A college dropout Drugan left school after completing his freshman year in 1999-'00 he visited Havre twice in August and September 2000, once to attend the Great Northern Fair and the other to visit friends when college started. Each time he visited with the victim's family, whom he met through a local church, court documents said.
During that phone conversation, Drugan told the parents he touched their son inappropriately while they were engaged in a wrestling and tickling match in the basement of their home, the criminal complaint said. The family contacted the state Department of Public Health and Human Services, which notified the Hill County Sheriff's Office.
"The first time, it was just kind of spur-of-the-moment," Drugan said. "It just kind of happened.
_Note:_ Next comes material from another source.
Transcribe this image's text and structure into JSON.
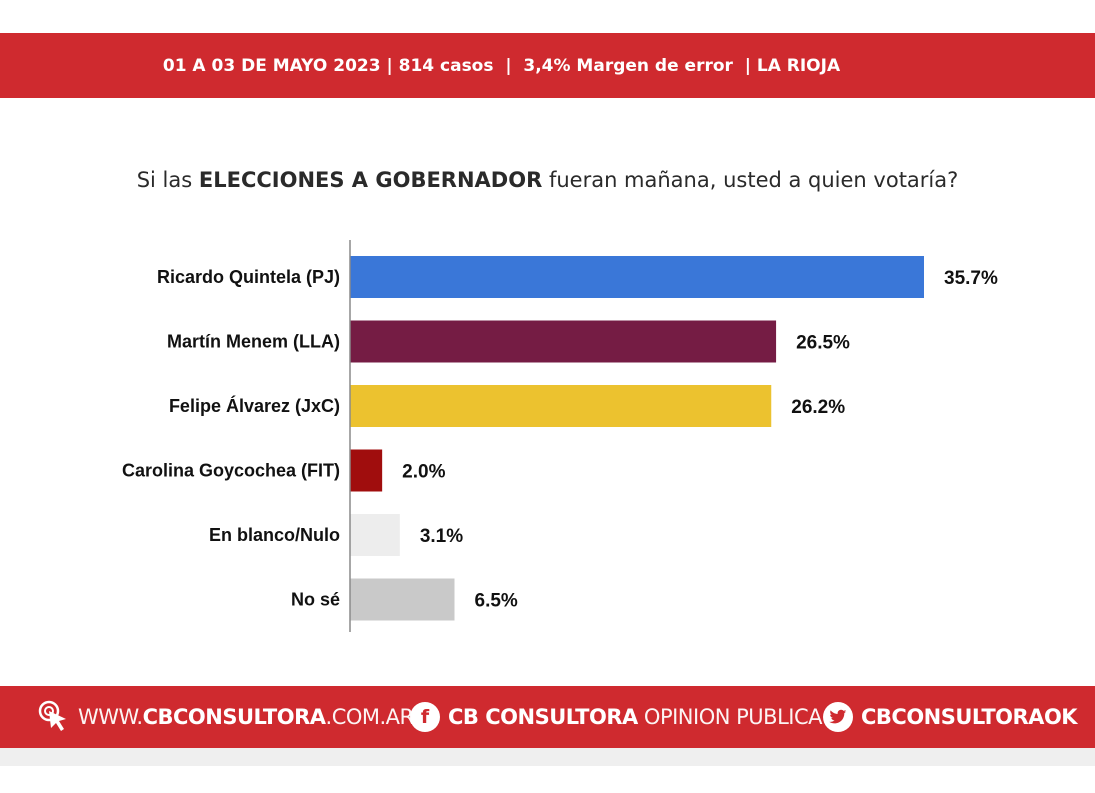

He told me to quit and I did."
In an interview with the Casper Police Department on April 24, Drugan denied more than one incident of sexual assault, court documents said. But after Drugan agreed to take a lie-detector test, he told officers during the prepolygraph interview about two other incidents of sexual contact.
The second incident occurred on the same day as the first. The third took place a month later when Drugan drove from Wyoming in September to visit some friends at MSU-Northern.
"It bothers me, of course," said Drugan, who now delivers pizza in Casper while living with his parents. "It's not something that you can get out of your head."
A couple months after his last sexual contact with the boy, in the winter of 2000, Drugan e-mailed several members of the Havre church, asking them for their prayers for some personal issues in his life. In February, he placed the call to the family. Drugan said he has since apologized to the victim's parents, but has not spoken to the boy.
"They told me they forgave me for it," Drugan said. "They, of course, were mad. They said they were going to get the son help, just in case" he was traumatized.
Regarding the victim, Drugan said he "didn't figure it was good for him and neither did his parents" to apologize, he said. But, Drugan added, "I apologized to him at the times it happened."
As part of his sentence, Drugan attends sexual offender counseling treatment once a week.